The debate at Kau Yan College in Tai Po, on May 29, was adjudicated by Stan Dyer, a native English teacher from Kwok Tak Seng Catholic Secondary School. He called the debate a classic battle between content versus delivery.
'The affirmative side produced better content and their arguments were well supported by evidence,' he said. 'On the other hand, the negative side had a stronger delivery. It was a close debate and by a slight advantage of one point, I gave it to the negative side.'
Dyer said that the word 'future' in the motion was key in the argument. 'Are we talking about two or three years, or longer?' Dyer said. 'The negative side was able to work the word 'future' to its advantage, saying that uranium - the source used to produce nuclear energy will run out in the future.
'However, the future they are referring to is still hundreds of years away. I suggested the affirmative side define 'future'.'
The affirmative team saw nuclear power as a reliable and practical solution to satisfy the ever-growing demand for energy in Hong Kong.
The opposition described nuclear power as a time bomb for an explosion that would cause hazards for generations to come. The affirmative side had no answer to the question asked by the negative side about an effective evacuation policy in case of nuclear emergencies.
The negative team suggested that if nuclear power should have a place in Hong Kong's future, it would be impossible to find a location to build a nuclear power plant. This was another point that caught the affirmative team off guard.
Overall, the affirmative side seems less persuasive in addressing queries from the negative side, which led to their defeat.

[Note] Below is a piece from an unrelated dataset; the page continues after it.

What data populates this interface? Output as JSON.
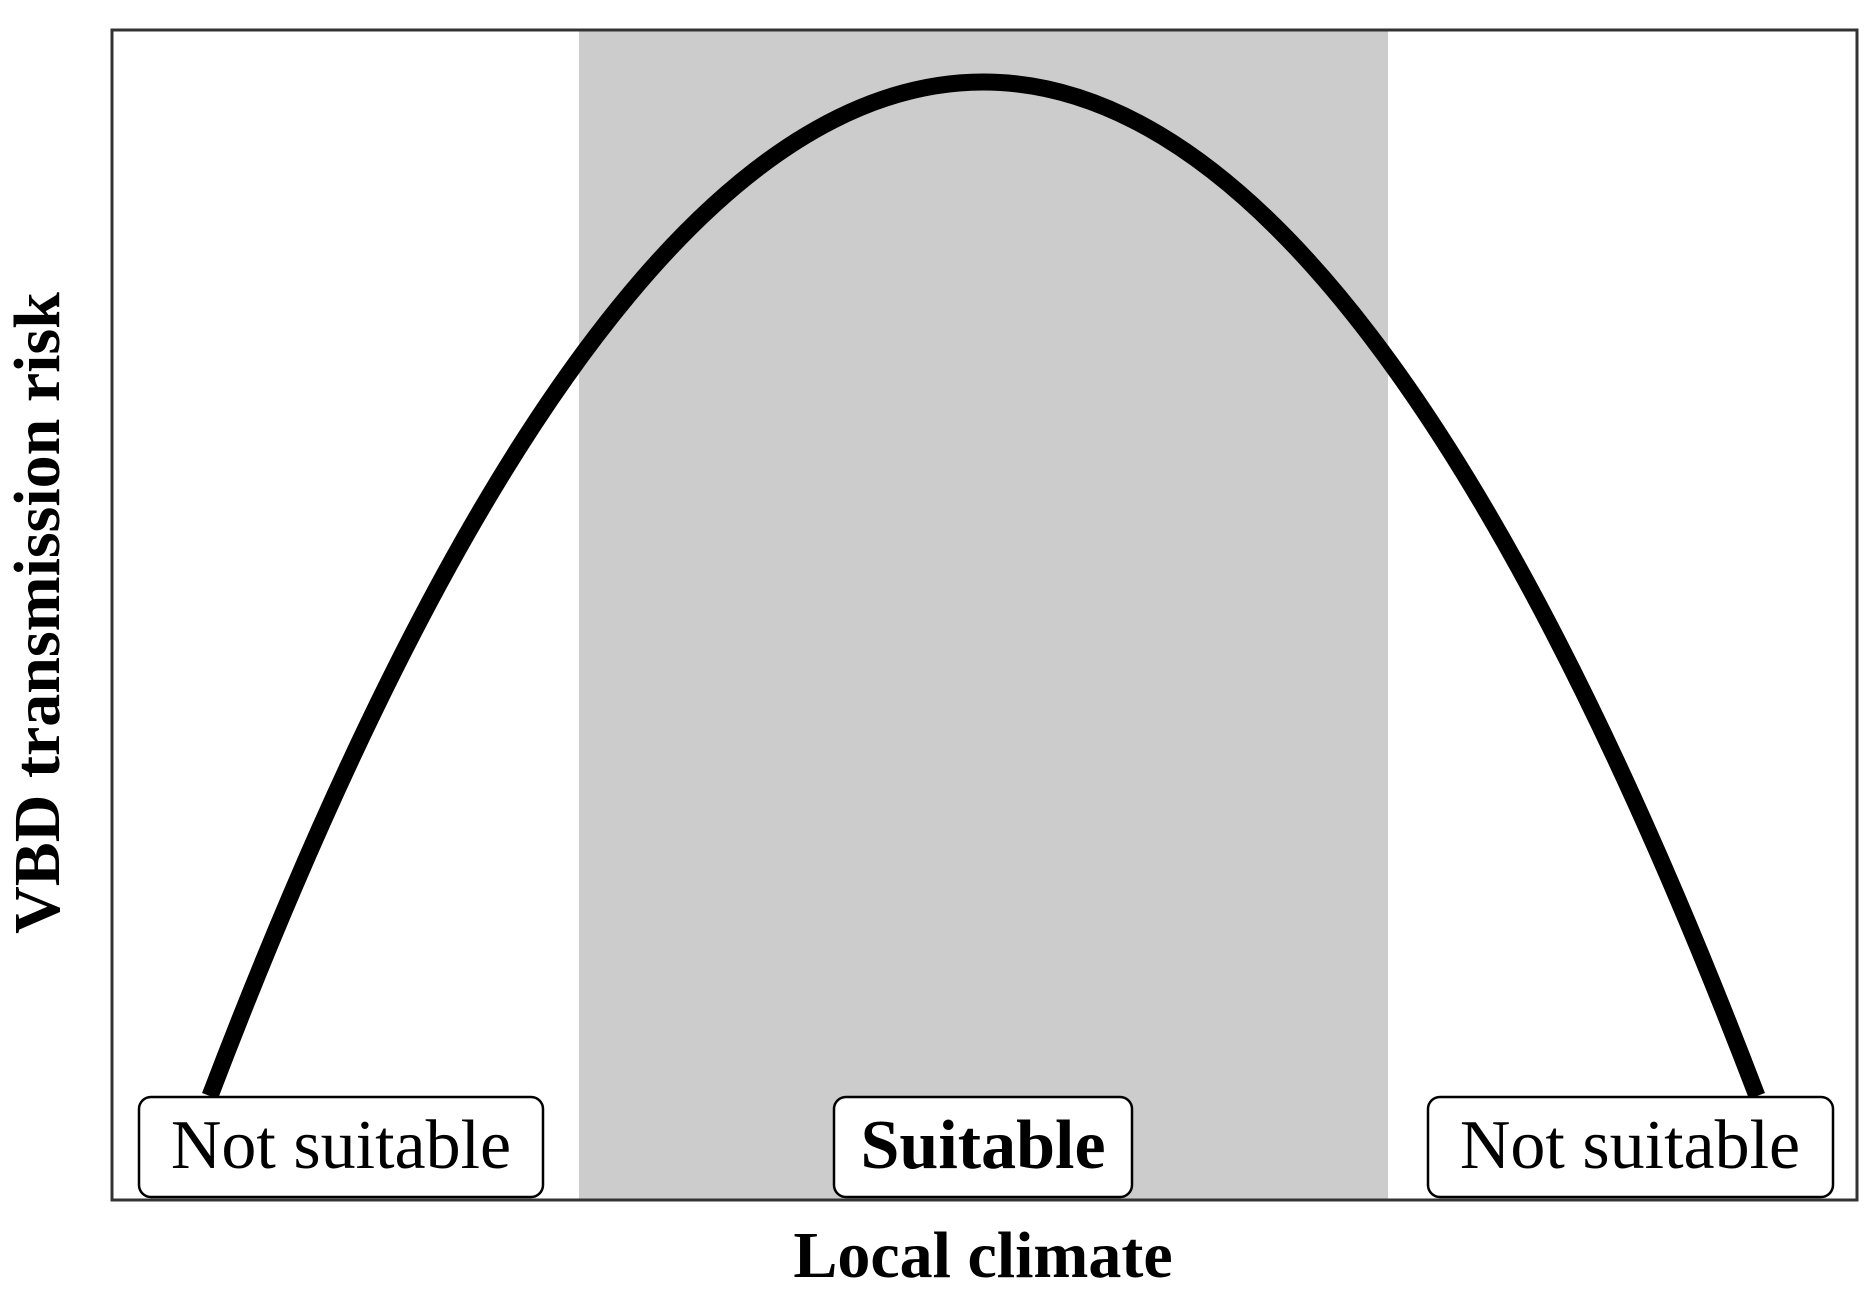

The secondary speaker from the negative side, Alex Siu Chun-yin, was awarded best speaker. 'He gave a well-delivered speech and had great rebuttals,' Dyer said
He also reminded debaters to follow a clear theme when arguing their case; he had been unable to identify their themes, he said.
The contest is organised by the Native English Speaking Teachers' Association and the South China Morning Post.